The Speck trade gave an oddly festive air to Gettys. It was the liveliest I had ever seen that mournful place. The Specks were acquiring fabric and felted hats, mostly for novelty, I suspected. Glass beads and brightly painted tin toys were almost as popular as sugar, candy, and sweet cakes. One wily Old Thares trader was exchanging casks of honey for the best furs
When I walked into the colonel’s offices, his sergeant jumped as if he had seen a ghost. He didn’t make me wait to speak to the colonel, but ushered me right in. When he left, I noticed that the door didn’t shut firmly, and I suspected he listened outside it. The colonel was extremely pleased to find me still alive. He actually offered to shake my hand before giving me a rambling lecture on not straying too far from my post and letting my superiors know when I thought I might be gone overnight. He claimed that he had just been putting together names for a search party to send after me, though I saw no signs of such activity. He was singularly uninterested in what had befallen me in the forest. Instead he actually patted me on the shoulder and gave me a silver piece from his own pocket, telling me that he was sure I could use a drink after my “jittery night.”
I thanked him for it as humbly as I could manage. Sometimes his eccentric kindness toward me grated on my pride. He dismissed me, but spoke again when my hand was on the doorknob. “And do something about that uniform, soldier. You know we have a contingent of nobility and officers coming to inspect us at the end of this month. Since we arrived here, I’ve never had a man in my command look less like a soldier than you do.”
“Sir. I’m sorry, sir. I’ve asked several times for a better uniform. Supply always tells me that they have nothing in my size.”
“Then you may tell them I said they should issue you something that you could have altered. You should at least be somewhat presentable, though it would probably be best if you avoided town while the inspection was in progress. I don’t intend to have our inspection team visit the cemetery, but the good god alone knows what they’ll take it into their own heads to do.”
“Yes, sir,” I replied grimly. I tried to keep my face expressionless.
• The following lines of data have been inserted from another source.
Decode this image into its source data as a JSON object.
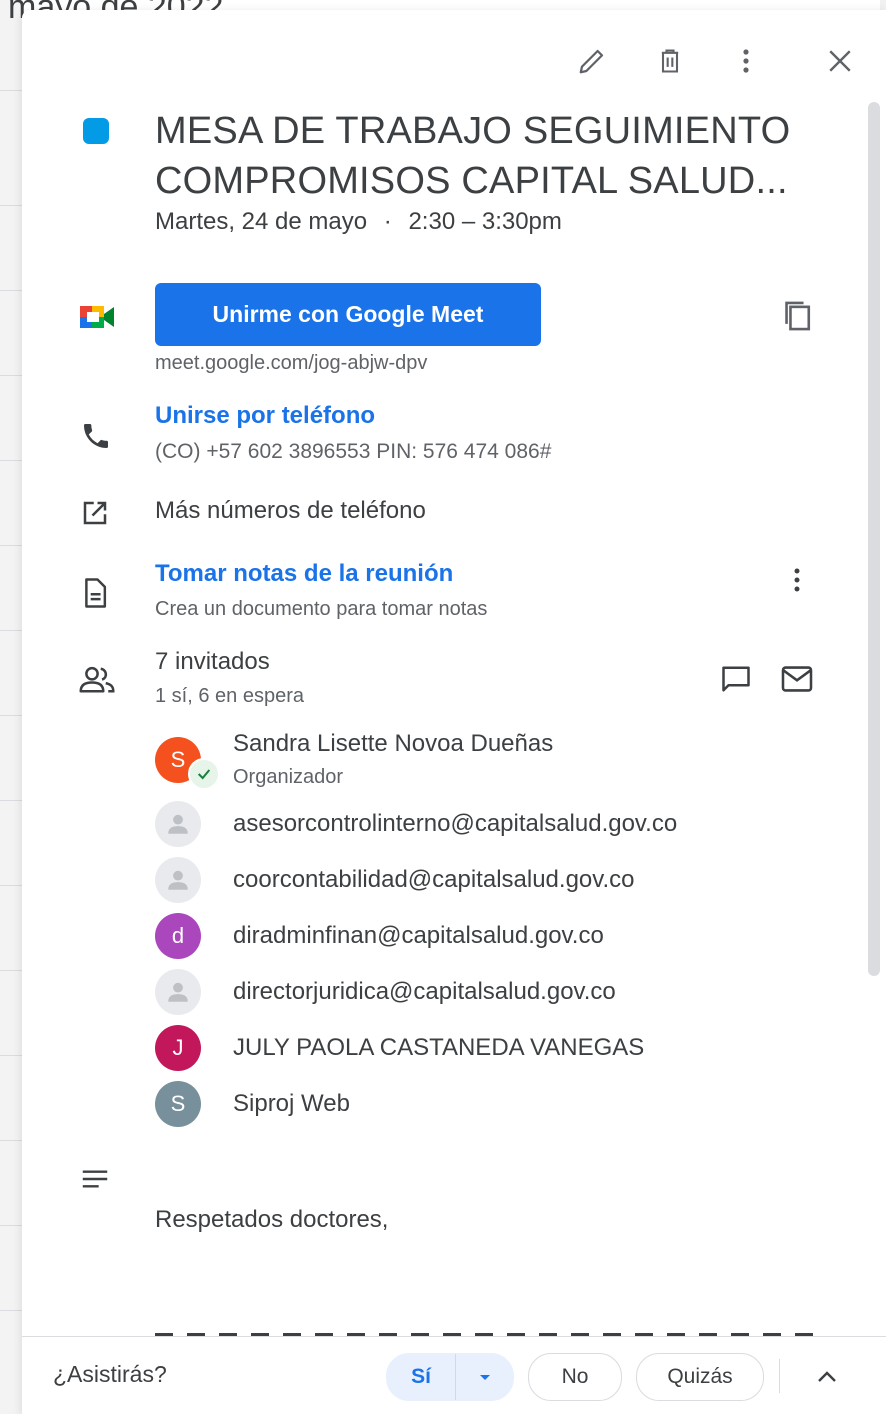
{
  "background": {
    "title": "mayo de 2022"
  },
  "toolbar": {
    "edit_icon": "pencil-icon",
    "delete_icon": "trash-icon",
    "more_icon": "more-vert-icon",
    "close_icon": "close-icon"
  },
  "event": {
    "color": "#039be5",
    "title": "MESA DE TRABAJO SEGUIMIENTO COMPROMISOS CAPITAL SALUD...",
    "date": "Martes, 24 de mayo",
    "separator": "·",
    "time": "2:30 – 3:30pm"
  },
  "meet": {
    "button_label": "Unirme con Google Meet",
    "link": "meet.google.com/jog-abjw-dpv"
  },
  "phone": {
    "label": "Unirse por teléfono",
    "details": "(CO) +57 602 3896553 PIN: 576 474 086#",
    "more_numbers": "Más números de teléfono"
  },
  "notes": {
    "label": "Tomar notas de la reunión",
    "subtitle": "Crea un documento para tomar notas"
  },
  "guests": {
    "count_label": "7 invitados",
    "status_label": "1 sí, 6 en espera",
    "list": [
      {
        "initial": "S",
        "name": "Sandra Lisette Novoa Dueñas",
        "role": "Organizador",
        "color": "#f4511e"
      },
      {
        "initial": "",
        "name": "asesorcontrolinterno@capitalsalud.gov.co",
        "color": "#e8eaed"
      },
      {
        "initial": "",
        "name": "coorcontabilidad@capitalsalud.gov.co",
        "color": "#e8eaed"
      },
      {
        "initial": "d",
        "name": "diradminfinan@capitalsalud.gov.co",
        "color": "#ab47bc"
      },
      {
        "initial": "",
        "name": "directorjuridica@capitalsalud.gov.co",
        "color": "#e8eaed"
      },
      {
        "initial": "J",
        "name": "JULY PAOLA CASTANEDA VANEGAS",
        "color": "#c2185b"
      },
      {
        "initial": "S",
        "name": "Siproj Web",
        "color": "#78909c"
      }
    ]
  },
  "description": {
    "text": "Respetados doctores,"
  },
  "footer": {
    "question": "¿Asistirás?",
    "yes_label": "Sí",
    "no_label": "No",
    "maybe_label": "Quizás"
  }
}
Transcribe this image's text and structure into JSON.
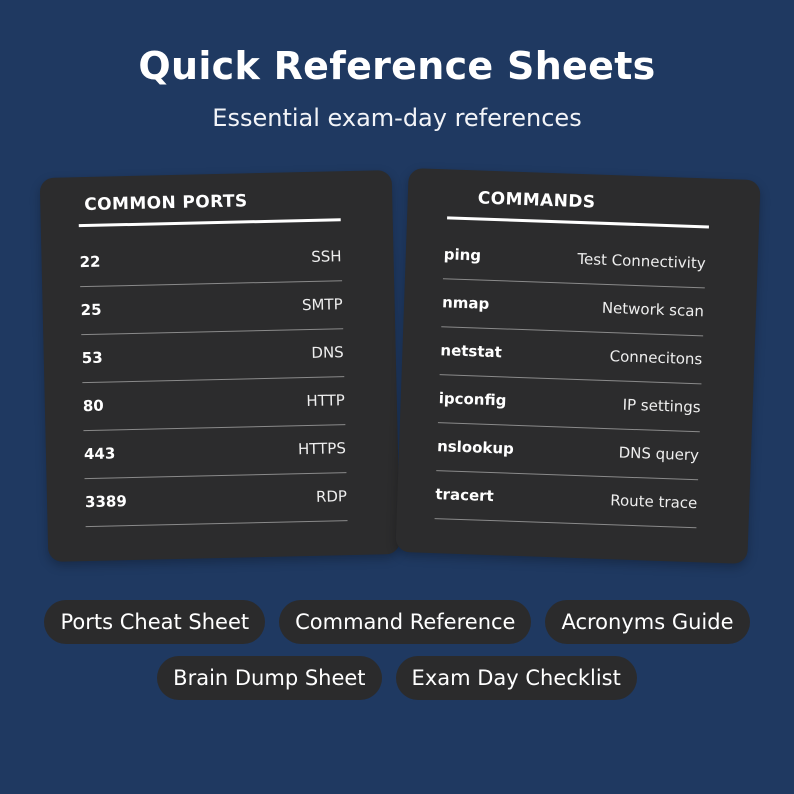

I knew that he only spoke the truth, but it did not make it any easier to accept. I touched the doorknob.
“Trooper. Regardless of what others may think of me, I know what goes on in my command. Your efforts with the cemetery have not gone unnoticed. I’ll add that although you look the least like a soldier of all my troops, in your efforts to protect our honored dead, you’ve behaved more like a soldier than most men in my command do at present. Now go have that drink.”
His words smoothed my rumpled feathers a bit and I left in a better state of mind. The silver piece was a generous bonus, and I decided I’d take his advice and have a beer before I left town.
Gettys was a lively place today. In addition to the Specks coming to town, several western traders had arrived with merchandise to sell to the soldiery and trade goods to barter with the Specks. The streets were busy, so when I encountered Spink and he frantically signed to me that I should meet him in the alley behind the blacksmith’s shop, I was not much worried that we’d be noticed together. Nonetheless, even in that noisy area, I resolved to maintain appearances.
“Nevare! I heard you’d gone missing. Thank the good god that you’re alive and unharmed!”
That was how Spink greeted me, but as he moved to embrace me, I reminded him of our varying statuses with a brusque, “Thank you for your concern, Lieutenant Spinrek. I assure you, it was not much of an adventure, but mostly my own foolishness that delayed me.” I hoped the look on my face conveyed that there was far more to tell, but that it would have to wait. Behind us, the smithy’s harsh clanging of metal on metal screened our words.